SO you’ve started at the bottom with designs on the top job?
Don’t worry, it can happen, all you need is a little time. These five people have real-life stories of a meteoric rise to the top. You might even learn something from their journey.
Chris Gardner’s real-life rags to riches story is depicted in smash hit The pursuit of happyness starring Will Smith, which portrays his rise from living on the streets to stockbroking guru.
Gardner spent his childhood in and out of foster homes, before finding himself homeless with his only son in San Francisco in 1981 where he spent a year sleeping rough in stations, shelters and public rest rooms while working as a trainee at stockbroking firm Dean Witter Reynolds.
He was the only one to be offered a job from the trainee group and worked at the company for two years, before being offered a similar role at Bear Stearns. From there he founded his own broking firm, Gardner Rich, in Chicago. He now works as an author and motivational speaker and has even collaborated on venture capital projects with Nelson Mandela.

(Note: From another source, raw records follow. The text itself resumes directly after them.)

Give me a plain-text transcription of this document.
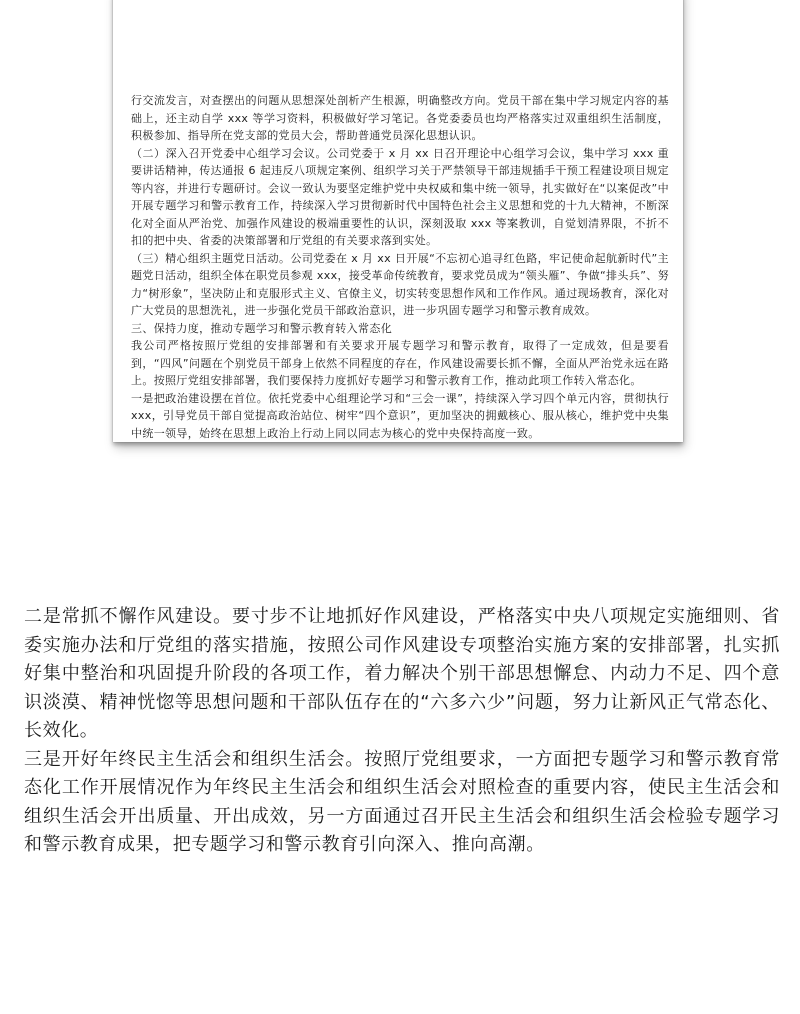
行交流发言，对查摆出的问题从思想深处剖析产生根源，明确整改方向。党员干部在集中学习规定内容的基础上，还主动自学 xxx 等学习资料，积极做好学习笔记。各党委委员也均严格落实过双重组织生活制度，积极参加、指导所在党支部的党员大会，帮助普通党员深化思想认识。

（二）深入召开党委中心组学习会议。公司党委于 x 月 xx 日召开理论中心组学习会议，集中学习 xxx 重要讲话精神，传达通报 6 起违反八项规定案例、组织学习关于严禁领导干部违规插手干预工程建设项目规定等内容，并进行专题研讨。会议一致认为要坚定维护党中央权威和集中统一领导，扎实做好在“以案促改”中开展专题学习和警示教育工作，持续深入学习贯彻新时代中国特色社会主义思想和党的十九大精神，不断深化对全面从严治党、加强作风建设的极端重要性的认识，深刻汲取 xxx 等案教训，自觉划清界限，不折不扣的把中央、省委的决策部署和厅党组的有关要求落到实处。

（三）精心组织主题党日活动。公司党委在 x 月 xx 日开展“不忘初心追寻红色路，牢记使命起航新时代”主题党日活动，组织全体在职党员参观 xxx，接受革命传统教育，要求党员成为“领头雁”、争做“排头兵”、努力“树形象”，坚决防止和克服形式主义、官僚主义，切实转变思想作风和工作作风。通过现场教育，深化对广大党员的思想洗礼，进一步强化党员干部政治意识，进一步巩固专题学习和警示教育成效。

三、保持力度，推动专题学习和警示教育转入常态化

我公司严格按照厅党组的安排部署和有关要求开展专题学习和警示教育，取得了一定成效，但是要看到，“四风”问题在个别党员干部身上依然不同程度的存在，作风建设需要长抓不懈，全面从严治党永远在路上。按照厅党组安排部署，我们要保持力度抓好专题学习和警示教育工作，推动此项工作转入常态化。

一是把政治建设摆在首位。依托党委中心组理论学习和“三会一课”，持续深入学习四个单元内容，贯彻执行 xxx，引导党员干部自觉提高政治站位、树牢“四个意识”，更加坚决的拥戴核心、服从核心，维护党中央集中统一领导，始终在思想上政治上行动上同以同志为核心的党中央保持高度一致。

二是常抓不懈作风建设。要寸步不让地抓好作风建设，严格落实中央八项规定实施细则、省委实施办法和厅党组的落实措施，按照公司作风建设专项整治实施方案的安排部署，扎实抓好集中整治和巩固提升阶段的各项工作，着力解决个别干部思想懈怠、内动力不足、四个意识淡漠、精神恍惚等思想问题和干部队伍存在的“六多六少”问题，努力让新风正气常态化、长效化。

三是开好年终民主生活会和组织生活会。按照厅党组要求，一方面把专题学习和警示教育常态化工作开展情况作为年终民主生活会和组织生活会对照检查的重要内容，使民主生活会和组织生活会开出质量、开出成效，另一方面通过召开民主生活会和组织生活会检验专题学习和警示教育成果，把专题学习和警示教育引向深入、推向高潮。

Now he’s at home among the elite of fashion and politics, but Ralph Lauren, 73, got his start as a clerk in a men’s wear store where he learned the retail trade.
Born Ralph Lifshitz to a Jewish family in New York, the young Ralph was always fashion obsessed, according to his biography, spending his pocket money on suits making him the best-dressed 12-year-old in the Bronx.
He dropped out of college to serve in the army before leaving to work at Brooks Brothers as a sales assistant. He changed his name to Lauren and became convinced men were ready for a new style of tie that was brighter and bolder than previous models. His bosses weren’t convinced so he sold his own brand on the side, before founding Polo with $50,000 in the late 1960s. The fashion giant is now worth around $7 billion.
Ursula Burns grew up on Manhattan’s Lower East Side “when the gangs were there and the drug addicts were there,” according to the New York Times, before accepting an internship in the summer of 1980 which led to a stunning career as a Xerox “lifer.”
The internship led to a role as an executive assistant and Burns studied a masters in Engineering at Colombia while climbing the ranks to become the first African American woman to be CEO of a Fortune 500 company, according to Daily Muse.
She has been credited with transforming Xerox into a company that also provides IT services, with around half of its $22 billion revenue generated from systems that allow people to pay for parking, book flights and file health insurance claims online.
The Obama administration has also used her skills to lead a program that educates children in science and technology, and appointed her vice chair of the President’s Export Council.
The television megastar’s tough upbringing inMississippi and Milwauke is well-documented, where she was abused by male relatives and gave birth to a son who died in infancy. However the young Oprah got her big break at 17 when she won the Miss Black Tennessee beauty pageant, which came with a job at a local radio station and a university scholarship.
She left university to focus on broadcasting where her emotional style struck a chord with viewers. She was offered a job at a struggling Chicago television show which was later renamed The Oprah Winfrey Show and syndicated nationally. After scooping a series of Emmys she founded Harpo Productions to focus on producing television, movies and magazines.
Her meteoric rise and cult-like following is credited to her emotional appeal and honesty with viewers. In 2011 she announced she would retire from daytime television after 25 years although she still conducts must-watch interviews like Lance Armstrong’s doping confession. Even off-air the 59 year old managed to top Forbes’ list of the 100 most powerful celebrities with earnings of more than $77 million in the last year.